ECLI:NL:GHAMS:2022:3932

Gerechtshof Amsterdam

Datum uitspraak
16 november 2022
Publicatiedatum
30 juni 2024
Zaaknummer
23-000995-22
Instantie
Gerechtshof Amsterdam
Type
Uitspraak
Rechtsgebied
Strafrecht
Procedures
  • Hoger beroep
Vindplaatsen
  • Rechtspraak.nl
AI samenvatting door LexboostAutomatisch gegenereerd

Hoger beroep tegen vonnis politierechter inzake medeplegen van opzettelijk handelen in strijd met de Opiumwet

Op 16 november 2022 heeft het Gerechtshof Amsterdam uitspraak gedaan in een hoger beroep tegen een vonnis van de politierechter in de rechtbank Amsterdam, dat op 28 maart 2022 was gewezen. De zaak betreft de verdachte die wordt beschuldigd van het medeplegen van opzettelijk handelen in strijd met het verbod zoals gesteld in artikel 3 onder C van de Opiumwet. De feiten van de zaak zijn dat de verdachte op 17 september 2020 in Amsterdam betrokken was bij activiteiten die in strijd zijn met de Opiumwet. De verdachte had geen bekende woon- of verblijfplaats en werd in verstek veroordeeld. Het hof heeft het vonnis van de politierechter vernietigd en opnieuw recht gedaan. De verdachte is veroordeeld tot een gevangenisstraf van vier weken, die niet ten uitvoer zal worden gelegd, tenzij de verdachte zich voor het einde van de proeftijd schuldig maakt aan een strafbaar feit. De toepasselijke wettelijke voorschriften zijn de artikelen 3 en 11 van de Opiumwet en de artikelen 14a, 14b, 14c en 47 van het Wetboek van Strafrecht.

Uitspraak

afdeling strafrecht
parketnummer eerste aanleg : 13-313653-20
parketnummer hoger beroep : 23-000995-22
VERSTEK
Arrest van het gerechtshof Amsterdam, enkelvoudige strafkamer, van 16 november 2022 gewezen op het hoger beroep, ingesteld tegen het vonnis van de politierechter in de rechtbank Amsterdam van 28 maart 2022 in de zaak tegen de verdachte:
naam:
[verdachte]
voornamen: [verdachte]
geboren: op [geboortedag] 1997 te [geboorteplaats] ([geboorteland])
adres: zonder bekende woon- of verblijfplaats.
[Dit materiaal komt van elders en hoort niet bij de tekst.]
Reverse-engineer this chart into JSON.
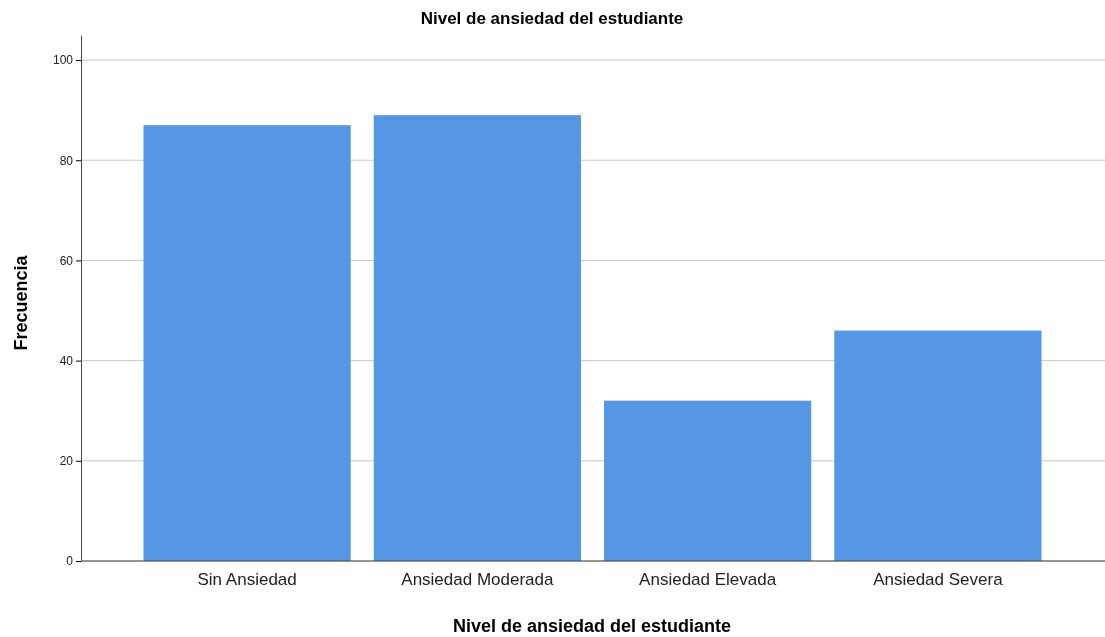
{
  "chart_data": {
    "type": "bar",
    "title": "Nivel de ansiedad del estudiante",
    "xlabel": "Nivel de ansiedad del estudiante",
    "ylabel": "Frecuencia",
    "categories": [
      "Sin Ansiedad",
      "Ansiedad Moderada",
      "Ansiedad Elevada",
      "Ansiedad Severa"
    ],
    "values": [
      87,
      89,
      32,
      46
    ],
    "color": "#5597e5",
    "ylim": [
      0,
      105
    ],
    "yticks": [
      0,
      20,
      40,
      60,
      80,
      100
    ],
    "grid": "y"
  }
}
Kwalificatie van het bewezenverklaarde

Het bewezenverklaarde levert op:
Het medeplegen van opzettelijk handelen in strijd met het in artikel 3 onder C van de Opiumwet gegeven verbod.
Gepleegd
op 17 september 2020 te Amsterdam.

Toepasselijke wettelijke voorschriften

De artikelen 3 en 11 van de Opiumwet en de artikelen 14a, 14b, 14c en 47 van het Wetboek van Strafrecht.

BESLISSING

Het hof:
Vernietigt het vonnis waarvan beroep en doet opnieuw recht:
Veroordeelt de verdachte tot een
gevangenisstrafvoor de duur van
4 (vier) weken.
Bepaalt dat de gevangenisstraf niet ten uitvoer zal worden gelegd, tenzij de rechter later anders mocht gelasten omdat de verdachte zich voor het einde van een proeftijd van
2 (twee) jarenaan een strafbaar feit heeft schuldig gemaakt.
Gewezen door mr. S.M.M. Bordenga, in bijzijn van mr. S.W.H. Bootsma, griffier.